A few days ago my wife told me that she’s given our oldest son a green light to retaliate with force when his little brother smacks him. That’s right, she gave him the go-ahead to hit his brother. I’m not sure how I feel about this.
Let me be clear. Our kids are 7 and 3, and it’s the 3-year-old who sometimes lashes out at his brother who never, never strikes back.
The boys seem to adore each other, and seldom argue, never tease, and mostly get along great. They do, however, love to wrestle (although a session of wrestling inevitably and always involves minor injury and tears), and at times the little one will go too far and give his big brother a whack. At which point our oldest son cries and comes to us to rat the little bastard out. Of course we’ve told the 3-year-old innumerable times that “in this family we don’t hit each other,” and that violence is never appropriate, (although roughhousing in general is totally fine), but it just doesn’t seem to sink in.
Growing up, my 3 older brothers were pretty generous when it came to inflicting minor violence, which included such time-honored techniques as noogies, Indian rug burns, snake strikes, monkey bites, wedgies, wet Willies, rat tailing, and my all-time least favorite, the nipple cripple.
To the best of my knowledge, our eldest has never so much as pinched his little brother, forget about giving him an atomic wedgie, and that’s just fine with me. But he allows himself to be bullied by a kid less than half his size, and I find that somewhat worrying.
To say that our oldest is not assertive would be like saying Gandhi didn’t have a violent temper. A recent example perfectly illustrates his diffidence. We’re at a birthday party, and there’s a pinata. When the candy comes crashing down, all of the kids dive in, jostling and pushing and grabbing what they can. All but one. My son stands to one side, refusing to join in the scrum, and so he gets no candy.
It’s hard not to see a metaphor for life here. As unfortunate as it is, sometimes you have to push and shove to get what you want. To be honest, I see something honorable in my son’s refusal to join in the fray, but I also see a kid who gets no candy and, far worse, is potentially an easy mark for bullies.
At his previous school he participated for two years in a program called Bullyproof, which taught kids verbal and physical self-defense in a fun and entertaining way, and he loved the class. But while he may (perhaps) be better-armed when it comes to standing up to bullies in the schoolyard, he seems unable or unwilling to stand up to his three-year-old brother.
And so, following an incident in which little brother smacked big brother, my wife told our oldest that the next time his brother hits him, that he should hit him back. I’m not entirely comfortable with this. Teaching a kid that it’s ever okay to hit seems like a pretty bad idea; there are obviously far better ways to settle conflicts. In a school situation I would certainly want my son to go to a teacher or other adult if he were being bullied. But…is it really never okay to fight back?

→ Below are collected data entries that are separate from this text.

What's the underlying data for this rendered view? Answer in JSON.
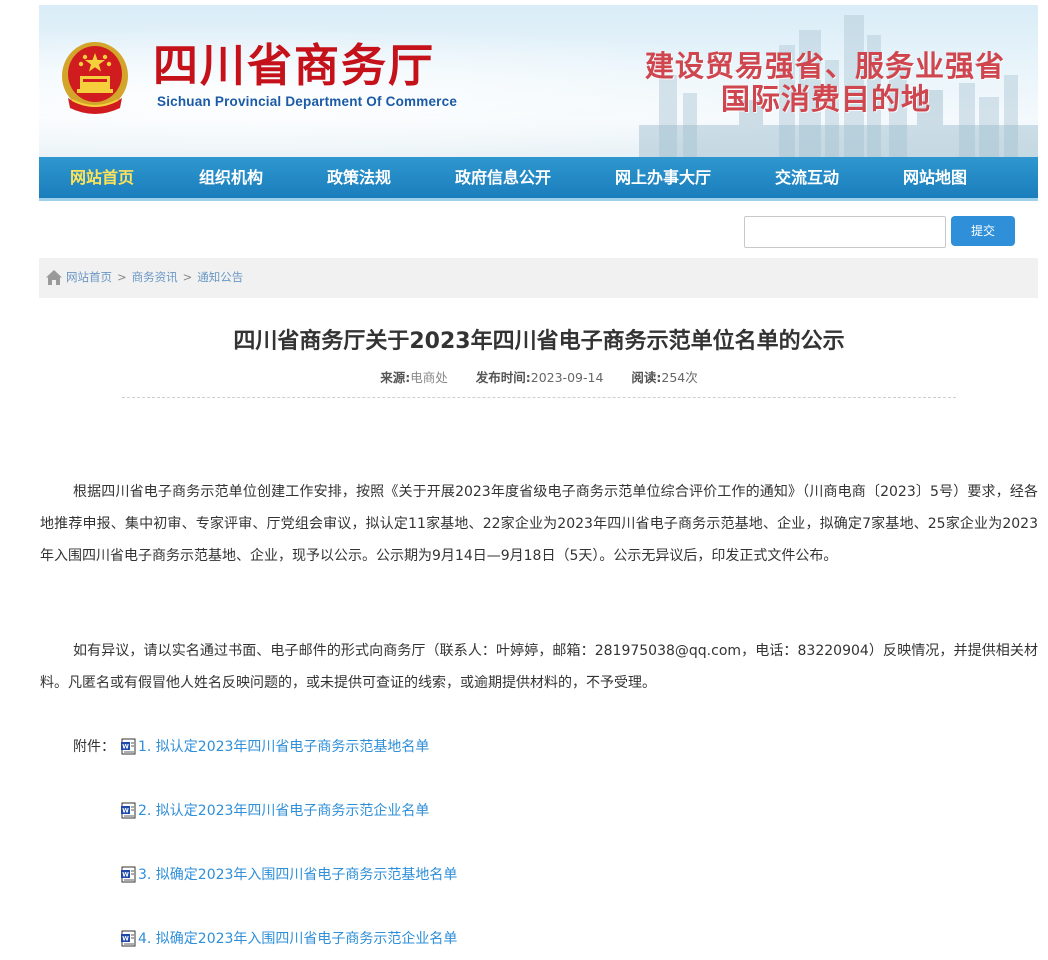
{
  "header": {
    "title_cn": "四川省商务厅",
    "title_en": "Sichuan Provincial Department Of Commerce",
    "slogan_line1": "建设贸易强省、服务业强省",
    "slogan_line2": "国际消费目的地",
    "emblem_icon": "national-emblem-icon",
    "colors": {
      "title": "#c4111a",
      "subtitle": "#1a5aa6",
      "slogan": "#d0464f"
    }
  },
  "nav": {
    "items": [
      {
        "label": "网站首页",
        "active": true
      },
      {
        "label": "组织机构"
      },
      {
        "label": "政策法规"
      },
      {
        "label": "政府信息公开"
      },
      {
        "label": "网上办事大厅"
      },
      {
        "label": "交流互动"
      },
      {
        "label": "网站地图"
      }
    ],
    "colors": {
      "bar": "#1f88c4",
      "active_text": "#ffe35a"
    }
  },
  "search": {
    "value": "",
    "button_label": "提交"
  },
  "breadcrumb": {
    "icon": "home-icon",
    "items": [
      "网站首页",
      "商务资讯",
      "通知公告"
    ],
    "separator": ">"
  },
  "article": {
    "title": "四川省商务厅关于2023年四川省电子商务示范单位名单的公示",
    "meta": {
      "source_label": "来源:",
      "source": "电商处",
      "date_label": "发布时间:",
      "date": "2023-09-14",
      "reads_label": "阅读:",
      "reads": "254次"
    },
    "paragraphs": [
      "根据四川省电子商务示范单位创建工作安排，按照《关于开展2023年度省级电子商务示范单位综合评价工作的通知》（川商电商〔2023〕5号）要求，经各地推荐申报、集中初审、专家评审、厅党组会审议，拟认定11家基地、22家企业为2023年四川省电子商务示范基地、企业，拟确定7家基地、25家企业为2023年入围四川省电子商务示范基地、企业，现予以公示。公示期为9月14日—9月18日（5天）。公示无异议后，印发正式文件公布。",
      "如有异议，请以实名通过书面、电子邮件的形式向商务厅（联系人：叶婷婷，邮箱：281975038@qq.com，电话：83220904）反映情况，并提供相关材料。凡匿名或有假冒他人姓名反映问题的，或未提供可查证的线索，或逾期提供材料的，不予受理。"
    ],
    "attachments_label": "附件：",
    "attachments": [
      {
        "label": "1. 拟认定2023年四川省电子商务示范基地名单",
        "icon": "word-doc-icon"
      },
      {
        "label": "2. 拟认定2023年四川省电子商务示范企业名单",
        "icon": "word-doc-icon"
      },
      {
        "label": "3. 拟确定2023年入围四川省电子商务示范基地名单",
        "icon": "word-doc-icon"
      },
      {
        "label": "4. 拟确定2023年入围四川省电子商务示范企业名单",
        "icon": "word-doc-icon"
      }
    ],
    "colors": {
      "link": "#2f8fd8"
    }
  }
}
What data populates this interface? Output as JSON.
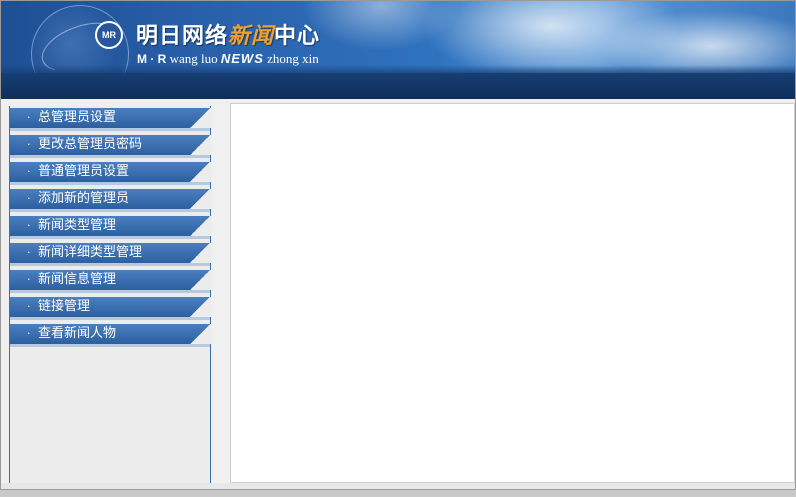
{
  "header": {
    "logo_badge": "MR",
    "title_part1": "明日网络",
    "title_accent": "新闻",
    "title_part2": "中心",
    "subtitle_mr": "M · R",
    "subtitle_text1": " wang luo ",
    "subtitle_news": "NEWS",
    "subtitle_text2": " zhong xin"
  },
  "sidebar": {
    "bullet": "·",
    "items": [
      {
        "label": "总管理员设置"
      },
      {
        "label": "更改总管理员密码"
      },
      {
        "label": "普通管理员设置"
      },
      {
        "label": "添加新的管理员"
      },
      {
        "label": "新闻类型管理"
      },
      {
        "label": "新闻详细类型管理"
      },
      {
        "label": "新闻信息管理"
      },
      {
        "label": "链接管理"
      },
      {
        "label": "查看新闻人物"
      }
    ]
  },
  "colors": {
    "banner_blue": "#2a63ad",
    "menu_blue": "#3a6eae",
    "accent_orange": "#f0a030"
  }
}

There’s a part of me that, were my son being physically threatened, would like him to stand up for himself. There’s a part of me, skulking around in the shadows of middle school past, that would cheer at seeing my son drop a bully with a fist to the nose. We’ve never had this conversation about what to do if he is confronted with physical violence, simply because it’s never come up. Of course, if it does come up, chances are it will be after the fact and thus too late to do much good.
But the ‘problem’ with my sons is that we’re not dealing with real fighting here. There’s no anger, no real aggression, no escalating argument that leads to physical confrontation. It’s just a little brother giving his big brother a wallop because he knows he can get away with it.
So I guess at the end of the day I’m generally more or less kind of all right with my wife’s decision. Our youngest has been apprised of the situation – he knows that his big brother now has full parental permission to retaliate if he’s hit, and I’m pretty sure it would only take one jab in the stomach or one cuff on the head to get the message through to him and make him realize that there are very real consequences for his actions. Somehow, though, it just feels not quite right.
What do YOU think? Is it ever okay for kids to hit?